# HMS Jellicoe



## c-marshall (Sep 23, 2006)

was wondering if anybody new much about her. I know that she changed her name to HMS Anson but other than that I dont really know anything. Can you help? Did she change her badge as well as her name? Has anybody got a picture of her badge? 

Cheers guys


----------



## Gulpers (Sep 8, 2005)

*Welcome*

c-marshall,
Welcome to SN. I'm sure you will have many hours of enjoyment from your membership. Our members are only too keen to help each other and I expect you will have a reply to your query before too long. Enjoy! (Thumb)


----------



## c-marshall (Sep 23, 2006)

Gulpers said:


> c-marshall,
> Welcome to SN. I'm sure you will have many hours of enjoyment from your membership. Our members are only too keen to help each other and I expect you will have a reply to your query before too long. Enjoy! (Thumb)

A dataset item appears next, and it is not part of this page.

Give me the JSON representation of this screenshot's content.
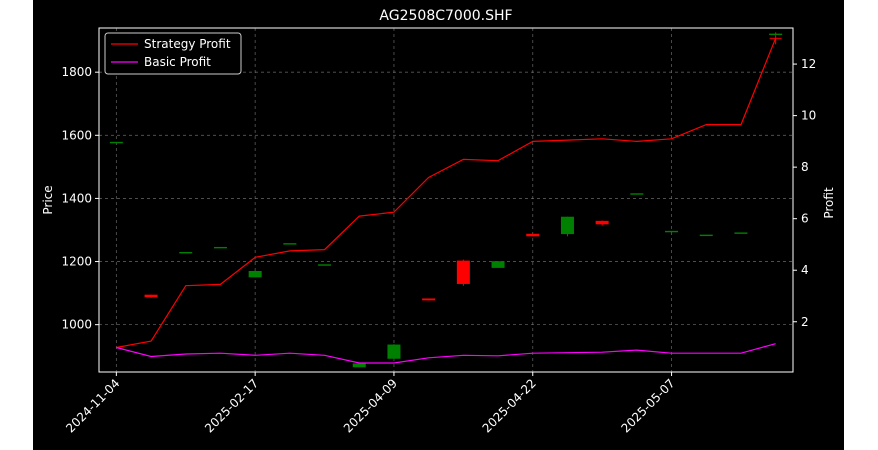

a fellow welshman?? actually I'm a woman but still welsh


----------



## Gulpers (Sep 8, 2005)

*Jock In A Frock*

c-marshall,
Living on Ynys Mon but I'm an ethnic minority!
I'm a fellow Celt from Clydeside originally. (Thumb)


----------



## Hugh MacLean (Nov 18, 2005)

Welcome aboard, C-Marshall. I hope you enjoy the site.

See these sites regarding info and photos of HMS Anson ex HMS Jellicoe:

http://www.battleships-cruisers.co.uk/anson.htm

http://members.fortunecity.com/rwbrown1942/Busterssite/id19.html

http://www.hmsanson.co.uk/index.html

Rgds (Thumb)


----------